Tarek Al-Wazir über Krawalle und Blockupy: "Mit politischem Protest hat das nichts zu tun"

Tarek Al-Wazir (Grüne) ist Wirtschaftsminister in Hessen und er war bei der EZB-Eröffnung. Als "beklemmend" beschreibt er die Situation. Im Interview spricht er über seine Wut.

Herr Al-Wazir, wie empfanden Sie den Tag gestern mit den schweren Krawallen bei der EZB-Eröffnung, an der Sie selbst gesprochen haben?

Es ging ja schon sehr früh um 6 Uhr morgens mit einem offenkundig bewusst inszenierten Gewaltausbruch los. Man sieht die Bilder und ist einfach fassungslos. Auch die Fahrt zur EZB war beklemmend: Ich hatte das Gefühl, man kommt in eine Festung. Die Polizei hatte alles großräumig und massiv abgesperrt. Wie notwendig das war, hat man dann ja gesehen.

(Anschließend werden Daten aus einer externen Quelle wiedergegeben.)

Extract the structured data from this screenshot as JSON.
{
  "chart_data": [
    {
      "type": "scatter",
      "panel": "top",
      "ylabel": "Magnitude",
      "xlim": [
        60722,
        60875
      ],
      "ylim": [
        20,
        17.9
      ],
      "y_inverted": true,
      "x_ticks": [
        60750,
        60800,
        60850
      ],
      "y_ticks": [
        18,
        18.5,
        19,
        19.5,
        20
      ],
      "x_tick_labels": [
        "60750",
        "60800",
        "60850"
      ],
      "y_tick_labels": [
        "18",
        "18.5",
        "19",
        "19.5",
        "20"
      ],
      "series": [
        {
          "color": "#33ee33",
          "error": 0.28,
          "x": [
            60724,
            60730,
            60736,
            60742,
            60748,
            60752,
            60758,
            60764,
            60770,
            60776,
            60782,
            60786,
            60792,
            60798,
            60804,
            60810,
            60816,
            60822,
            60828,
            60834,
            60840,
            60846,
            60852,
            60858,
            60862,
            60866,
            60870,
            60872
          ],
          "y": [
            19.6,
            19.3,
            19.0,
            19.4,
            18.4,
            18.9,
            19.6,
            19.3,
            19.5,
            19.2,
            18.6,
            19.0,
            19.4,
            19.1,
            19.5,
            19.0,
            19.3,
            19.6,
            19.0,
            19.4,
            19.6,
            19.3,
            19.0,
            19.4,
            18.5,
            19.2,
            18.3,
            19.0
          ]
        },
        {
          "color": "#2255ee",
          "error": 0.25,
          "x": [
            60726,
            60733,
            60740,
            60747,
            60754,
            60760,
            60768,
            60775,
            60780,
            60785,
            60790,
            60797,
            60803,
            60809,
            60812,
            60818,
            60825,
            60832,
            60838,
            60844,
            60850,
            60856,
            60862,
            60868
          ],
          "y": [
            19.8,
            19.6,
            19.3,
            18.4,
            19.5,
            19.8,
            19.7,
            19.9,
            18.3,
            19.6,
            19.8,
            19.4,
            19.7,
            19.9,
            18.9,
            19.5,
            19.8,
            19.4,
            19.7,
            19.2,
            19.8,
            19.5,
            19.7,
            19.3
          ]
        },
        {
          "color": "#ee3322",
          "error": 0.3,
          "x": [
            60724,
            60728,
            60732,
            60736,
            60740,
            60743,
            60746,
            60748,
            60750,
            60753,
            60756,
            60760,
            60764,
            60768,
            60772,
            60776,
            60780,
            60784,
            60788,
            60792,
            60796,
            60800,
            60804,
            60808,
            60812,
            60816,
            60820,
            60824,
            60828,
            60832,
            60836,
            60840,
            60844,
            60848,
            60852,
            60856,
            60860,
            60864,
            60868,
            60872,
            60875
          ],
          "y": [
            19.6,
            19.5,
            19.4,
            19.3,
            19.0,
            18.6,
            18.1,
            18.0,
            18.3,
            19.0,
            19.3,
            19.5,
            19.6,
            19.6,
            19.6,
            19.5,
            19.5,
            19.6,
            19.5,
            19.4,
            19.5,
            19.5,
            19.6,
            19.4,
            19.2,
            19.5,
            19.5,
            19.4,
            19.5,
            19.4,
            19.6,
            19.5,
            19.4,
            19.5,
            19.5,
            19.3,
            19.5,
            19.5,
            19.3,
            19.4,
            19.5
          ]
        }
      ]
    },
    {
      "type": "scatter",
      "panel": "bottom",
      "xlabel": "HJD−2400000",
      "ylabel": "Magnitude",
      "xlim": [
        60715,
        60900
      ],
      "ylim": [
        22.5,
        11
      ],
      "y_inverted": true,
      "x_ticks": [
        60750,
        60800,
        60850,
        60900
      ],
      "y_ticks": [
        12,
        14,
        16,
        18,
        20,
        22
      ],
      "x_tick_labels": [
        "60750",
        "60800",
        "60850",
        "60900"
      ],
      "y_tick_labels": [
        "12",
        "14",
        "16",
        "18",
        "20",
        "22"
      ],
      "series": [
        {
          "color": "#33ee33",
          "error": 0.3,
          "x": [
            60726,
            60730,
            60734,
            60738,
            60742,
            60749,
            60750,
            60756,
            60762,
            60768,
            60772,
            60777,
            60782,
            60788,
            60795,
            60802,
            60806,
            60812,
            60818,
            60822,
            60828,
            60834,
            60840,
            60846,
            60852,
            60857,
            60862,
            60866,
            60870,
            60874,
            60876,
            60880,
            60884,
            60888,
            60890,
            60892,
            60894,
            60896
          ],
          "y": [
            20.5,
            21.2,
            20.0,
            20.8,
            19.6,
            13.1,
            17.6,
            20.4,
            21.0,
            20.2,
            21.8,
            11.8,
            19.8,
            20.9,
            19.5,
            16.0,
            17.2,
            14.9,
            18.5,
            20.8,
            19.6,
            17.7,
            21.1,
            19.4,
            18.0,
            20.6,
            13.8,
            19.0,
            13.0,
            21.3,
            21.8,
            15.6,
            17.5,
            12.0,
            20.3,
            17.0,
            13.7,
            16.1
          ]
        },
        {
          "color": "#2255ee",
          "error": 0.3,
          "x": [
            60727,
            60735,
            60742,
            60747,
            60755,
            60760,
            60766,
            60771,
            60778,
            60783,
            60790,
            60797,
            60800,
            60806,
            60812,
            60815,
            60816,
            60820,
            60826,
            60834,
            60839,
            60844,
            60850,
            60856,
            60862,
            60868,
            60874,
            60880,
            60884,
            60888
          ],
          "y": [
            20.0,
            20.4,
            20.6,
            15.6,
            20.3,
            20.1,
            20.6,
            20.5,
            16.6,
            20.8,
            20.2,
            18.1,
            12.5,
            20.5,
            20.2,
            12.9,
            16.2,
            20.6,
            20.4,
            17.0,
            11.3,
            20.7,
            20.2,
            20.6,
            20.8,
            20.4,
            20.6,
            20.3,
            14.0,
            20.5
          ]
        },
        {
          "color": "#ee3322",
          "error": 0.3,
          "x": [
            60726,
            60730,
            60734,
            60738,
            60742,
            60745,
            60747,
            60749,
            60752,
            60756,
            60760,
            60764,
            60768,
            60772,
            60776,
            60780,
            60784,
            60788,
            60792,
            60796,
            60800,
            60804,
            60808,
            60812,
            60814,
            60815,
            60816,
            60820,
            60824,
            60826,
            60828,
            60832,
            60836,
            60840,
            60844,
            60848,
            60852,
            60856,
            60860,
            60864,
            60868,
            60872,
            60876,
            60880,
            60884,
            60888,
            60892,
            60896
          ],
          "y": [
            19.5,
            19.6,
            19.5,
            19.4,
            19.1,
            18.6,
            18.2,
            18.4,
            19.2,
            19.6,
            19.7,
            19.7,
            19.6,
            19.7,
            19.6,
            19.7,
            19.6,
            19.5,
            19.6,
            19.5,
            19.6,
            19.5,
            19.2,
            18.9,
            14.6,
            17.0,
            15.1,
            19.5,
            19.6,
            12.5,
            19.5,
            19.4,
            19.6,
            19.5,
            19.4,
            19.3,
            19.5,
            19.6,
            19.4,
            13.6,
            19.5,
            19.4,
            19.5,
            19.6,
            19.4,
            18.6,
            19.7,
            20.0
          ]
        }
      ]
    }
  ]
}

Waren Sie überrascht von der Gewalt?

Es war klar, dass ein solches Ereignis auch Leute anzieht, die einfach nur Randale machen wollen. Aber das es zu einer solchen Orgie der Gewalt und Zerstörungswut kommen würde, war nicht abzusehen. Die Massivität der Gewalt hat mich auch überrascht.

Haben die Organisatoren Fehler gemacht?

Wenn man behauptet, die Gewalt sei Ausdruck der Wut auf die europäische Krisenpolitik und das müsse man verstehen, dann relativiert man die Gewalt. Das Märchen, die Polizei habe die Gewalt provoziert, macht mich wütend. Die Organisatoren der Blockupy-Bewegung sollten dringend nachdenken, mit welchen Leuten sie gemeinsame Sache machen. Von Gewalttätern, wie wir sie in Frankfurt gesehen haben, sollten sie sich klipp und klar distanzieren. Ihre ja zurecht erhobenen Fragen nach der Krisenpolitik geraten durch die Gewalt doch völlig in den Hintergrund. Das kann nicht ihr Ziel sein.

Aber auch viele Grüne gehören zu den Organisatoren?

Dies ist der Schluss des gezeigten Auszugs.